Functional dynamism is an expression of the variability of component relationships in a service.  You can get something highly dynamic because it has to scale or vary significantly for performance/reliability reasons, or because it’s actual functionality varies over a short period of time.  The former is a response to a combination of resource reliability and variation in workloads, and the latter is a function of the duration of the service relationship.

Functional dynamism is an important concept for NFV because it expresses the extent to which a service really benefits from virtualization of resources.  The range across which functional dynamism operates also determines just how sophisticated an NFV MANO function would have to be in order to optimize the binding of resources to services.  The fact is that no matter what you do to provide scaling, functional dynamism potential isn’t at its highest for multi-tenant applications like IMS/EPC for the simple reason that these applications aren’t instantiated per user but per service, and variability is somewhat dampened by the law of large numbers.  Yes, you’ll have macro events like a sporting event letting out, but these events happen on a schedule of days, not seconds.

If I’m right about functional dynamism, then it’s also fair to say that the popular “service chaining” applications may not be ideal for NFV either.  Even though business branch access isn’t inherently multi-tenant (you’re likely to see everyone with their own instance of a firewall, for example) the stuff is sold on a multi-year contract.  That means the components are likely to be put into place and stay there unless something breaks, so we’re back to almost that model of multi-tenancy in terms of variability.  And think about it.  How valuable is resource optimization and orchestration if you do it once a year?  You can’t save enough per occurrence to make much of a difference in revenue or cost, so there’s no driving benefit.

What all of this would mean is that the low apples for NFV may be too low; they may already be on the ground and so they don’t justify automating the “picking” process.  Yes, I know operators are all excited about the potential for service automation, but the benefit case for it is fragile if you focus your attention on things that are just not done that often.  That’s a good reason why you can’t afford to focus your MANO benefits on the part of a service that’s actually based on virtual functions—you won’t address enough in your automation efforts to change costs or improve agility enough to drive things forward.

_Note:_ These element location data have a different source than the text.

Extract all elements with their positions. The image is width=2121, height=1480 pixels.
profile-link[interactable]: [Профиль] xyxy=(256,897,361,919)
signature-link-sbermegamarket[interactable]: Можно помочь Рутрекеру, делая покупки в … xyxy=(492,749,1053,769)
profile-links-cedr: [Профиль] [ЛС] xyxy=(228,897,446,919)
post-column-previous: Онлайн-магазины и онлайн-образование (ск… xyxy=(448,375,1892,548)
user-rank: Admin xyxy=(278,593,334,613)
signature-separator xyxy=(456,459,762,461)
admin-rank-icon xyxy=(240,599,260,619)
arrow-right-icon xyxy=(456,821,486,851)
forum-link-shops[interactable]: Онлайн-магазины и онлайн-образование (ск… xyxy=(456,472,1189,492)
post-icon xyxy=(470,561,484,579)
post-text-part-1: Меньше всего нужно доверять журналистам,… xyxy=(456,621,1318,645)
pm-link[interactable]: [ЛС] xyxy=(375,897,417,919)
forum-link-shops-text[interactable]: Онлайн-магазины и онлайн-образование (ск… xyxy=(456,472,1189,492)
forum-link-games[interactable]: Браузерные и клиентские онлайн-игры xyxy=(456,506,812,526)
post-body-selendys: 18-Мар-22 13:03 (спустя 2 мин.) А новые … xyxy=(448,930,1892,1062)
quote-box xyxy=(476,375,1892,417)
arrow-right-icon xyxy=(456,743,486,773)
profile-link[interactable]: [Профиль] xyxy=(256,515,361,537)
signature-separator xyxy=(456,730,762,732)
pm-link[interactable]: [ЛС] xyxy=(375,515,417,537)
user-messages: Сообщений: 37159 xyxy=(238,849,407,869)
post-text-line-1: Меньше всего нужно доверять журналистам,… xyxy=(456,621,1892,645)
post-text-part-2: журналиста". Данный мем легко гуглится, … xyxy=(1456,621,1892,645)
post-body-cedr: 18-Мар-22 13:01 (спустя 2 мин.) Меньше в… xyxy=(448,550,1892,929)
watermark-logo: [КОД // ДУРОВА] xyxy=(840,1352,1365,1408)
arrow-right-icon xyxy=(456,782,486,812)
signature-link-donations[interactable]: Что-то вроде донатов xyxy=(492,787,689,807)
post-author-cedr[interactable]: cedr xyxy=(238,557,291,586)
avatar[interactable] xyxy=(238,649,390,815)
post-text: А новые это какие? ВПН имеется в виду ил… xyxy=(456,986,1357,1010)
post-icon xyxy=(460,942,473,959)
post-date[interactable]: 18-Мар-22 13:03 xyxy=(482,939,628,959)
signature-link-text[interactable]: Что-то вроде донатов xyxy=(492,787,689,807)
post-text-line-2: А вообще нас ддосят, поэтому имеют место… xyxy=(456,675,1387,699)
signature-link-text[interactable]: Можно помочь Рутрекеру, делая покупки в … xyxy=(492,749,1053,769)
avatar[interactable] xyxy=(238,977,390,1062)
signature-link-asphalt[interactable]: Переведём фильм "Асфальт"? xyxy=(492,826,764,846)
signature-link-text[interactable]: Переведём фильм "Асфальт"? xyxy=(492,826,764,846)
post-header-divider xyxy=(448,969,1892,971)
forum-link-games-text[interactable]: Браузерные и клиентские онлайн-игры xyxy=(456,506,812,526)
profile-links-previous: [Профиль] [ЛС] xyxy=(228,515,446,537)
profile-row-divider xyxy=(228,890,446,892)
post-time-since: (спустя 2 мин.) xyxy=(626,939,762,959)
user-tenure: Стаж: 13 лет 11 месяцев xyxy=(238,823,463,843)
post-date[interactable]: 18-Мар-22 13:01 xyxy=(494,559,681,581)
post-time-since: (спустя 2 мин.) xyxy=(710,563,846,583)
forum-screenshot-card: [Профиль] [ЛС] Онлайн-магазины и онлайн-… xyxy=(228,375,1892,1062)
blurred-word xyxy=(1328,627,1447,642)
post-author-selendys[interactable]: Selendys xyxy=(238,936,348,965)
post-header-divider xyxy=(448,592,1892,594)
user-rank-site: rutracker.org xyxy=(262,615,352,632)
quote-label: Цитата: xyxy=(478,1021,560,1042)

But here’s the thing.  We’re forgetting IMS and EPC.  We don’t build an IMS/EPC instance for every call or even every customer.  They’re multi-tenant, remember?  Well, think on this point.  Suppose we make our functional relationships more and more dynamic, view services and applications as momentary ships passing in the IT night, created on demand?  Then as our dynamism increases, we reach a point where it’s less difficult to pass work among static instances of processes than to spawn processes for the purpose of doing work.   We’ve made the management workflow larger, the functional workflow smaller, and eventually they cross.  That’s why I think it’s important to think about the fusion of service logic and service management.  They’re inevitably going to fuse in a mass market, because we’ll address dynamism at scale by eliminating “provisioning” completely.

NFV is the implementation of a critical step, a step toward function-defined workflows and dynamic associations of processes with activities.  That’s what mobility is, what the thing I’ve called “point-of-activity empowerment” is, and even what the not-nonsense-and-hype part of the Internet of Things/Everything is.  It’s important we know that because it’s important that we judge NFV not just by what it is, but by what it will necessarily become.